DARPA is short for Defense Advanced Research Projects Agency. All employees have an “expiration date” on their ID badges. With 220 employees in six offices, the agency has a 25-percent annual turnover. Most people stay no longer than four or five years.
DARPA has had roles in developing some significant technologies, including the computer mouse, early versions of GPS and of Apple’s Siri, parts of the Hubble Space Telescope, and high altitude in-flight refueling. So DARPA takes on big projects. And it expects results. The rapid job turnover policy means a steady influx of people who are up on current technologies.
DARPA was formed after the Soviet Union beat the United States to the Moon in 1958. It’s therefore appropriate that the agency was engaging in “moon shots” before Google started using the term to stand for tough projects that could take 10 years or more. But DARPA doesn’t want to wait for 10 years for you to perfect your assignment, you won’t be around that long.
The assignments are all big, and normally deemed impossible. And that’s why the agency doesn’t keep employees for a long time — if they stick around and have an institutional history of failure, they’re more likely to dismiss new ideas as impossible. And there are failures. Failure is an option because DARPA is about innovation, which isn’t just moving the rock down the road a few feet.

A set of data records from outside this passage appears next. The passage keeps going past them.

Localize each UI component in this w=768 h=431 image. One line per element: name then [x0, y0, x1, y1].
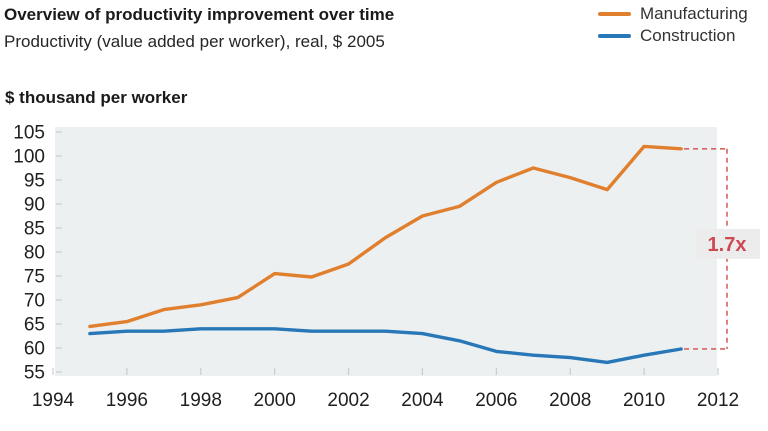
- x-tick-label: 2008: [549, 390, 591, 411]
- y-tick-label: 70: [24, 291, 45, 312]
- legend-item-construction: Construction: [598, 25, 748, 47]
- x-tick-label: 1994: [32, 390, 75, 411]
- y-tick-label: 90: [24, 195, 45, 216]
- x-tick-label: 2010: [623, 390, 665, 411]
- y-tick-label: 80: [24, 243, 45, 264]
- chart-subtitle: Productivity (value added per worker), r…: [4, 32, 385, 51]
- plot-background: [55, 127, 717, 376]
- series-line-construction: [88, 327, 683, 365]
- y-tick-label: 65: [24, 315, 45, 336]
- y-axis-title: $ thousand per worker: [5, 88, 188, 107]
- series-line-manufacturing: [88, 144, 683, 329]
- y-tick-label: 60: [24, 339, 45, 360]
- ratio-label-background: [696, 228, 760, 259]
- legend-label-construction: Construction: [640, 26, 736, 45]
- ratio-annotation-label: 1.7x: [708, 234, 747, 256]
- y-tick-label: 105: [13, 123, 45, 144]
- x-tick-label: 1998: [180, 390, 222, 411]
- x-tick-label: 2002: [327, 390, 369, 411]
- legend-swatch-construction: [598, 33, 631, 39]
- legend-label-manufacturing: Manufacturing: [640, 4, 748, 23]
- y-tick-label: 85: [24, 219, 45, 240]
- legend: Manufacturing Construction: [598, 3, 748, 47]
- y-tick-label: 75: [24, 267, 45, 288]
- chart-title: Overview of productivity improvement ove…: [4, 5, 395, 24]
- x-tick-label: 2004: [401, 390, 444, 411]
- legend-swatch-manufacturing: [598, 11, 631, 17]
- y-tick-label: 100: [13, 147, 45, 168]
- x-tick-label: 2006: [475, 390, 517, 411]
- x-tick-label: 2000: [254, 390, 296, 411]
- x-tick-label: 2012: [697, 390, 739, 411]
- x-tick-label: 1996: [106, 390, 148, 411]
- y-tick-label: 95: [24, 171, 45, 192]
- legend-item-manufacturing: Manufacturing: [598, 3, 748, 25]
- y-tick-label: 55: [24, 363, 45, 384]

DARPA program manager Phillip Alvelda said, “If half the people don’t respond to a publicly announced challenge saying it’s impossible, we haven’t set the bar high enough.”

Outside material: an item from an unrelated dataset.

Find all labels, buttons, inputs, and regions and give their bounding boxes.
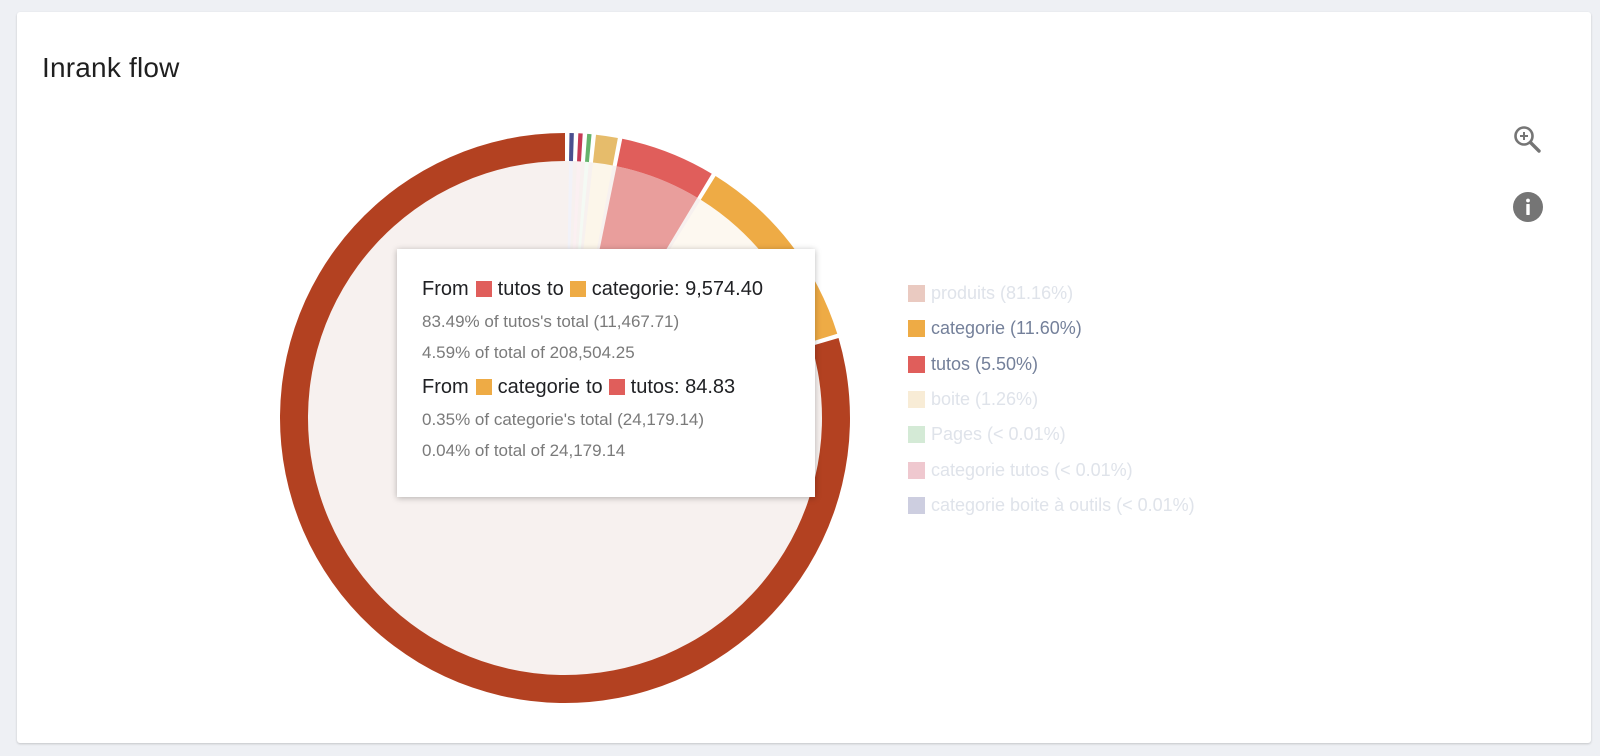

“No idea is too crazy. The reaction is never, ‘That’s impossible.’ We say, ‘How would you do that? How would you get there? Write down the steps,'” said DARPA’s deputy director of the biological technologies office Barry Pallota.
To work at DARPA you have to want to create something big and it has to work. DARPA program manager Matt Hepburn summed it up: “If you don’t invent the internet, you get a B.”
So if you still quiver in anticipation of the chance to work at DARPA, go for it. Just get ready for your own personal “best-used-by” date.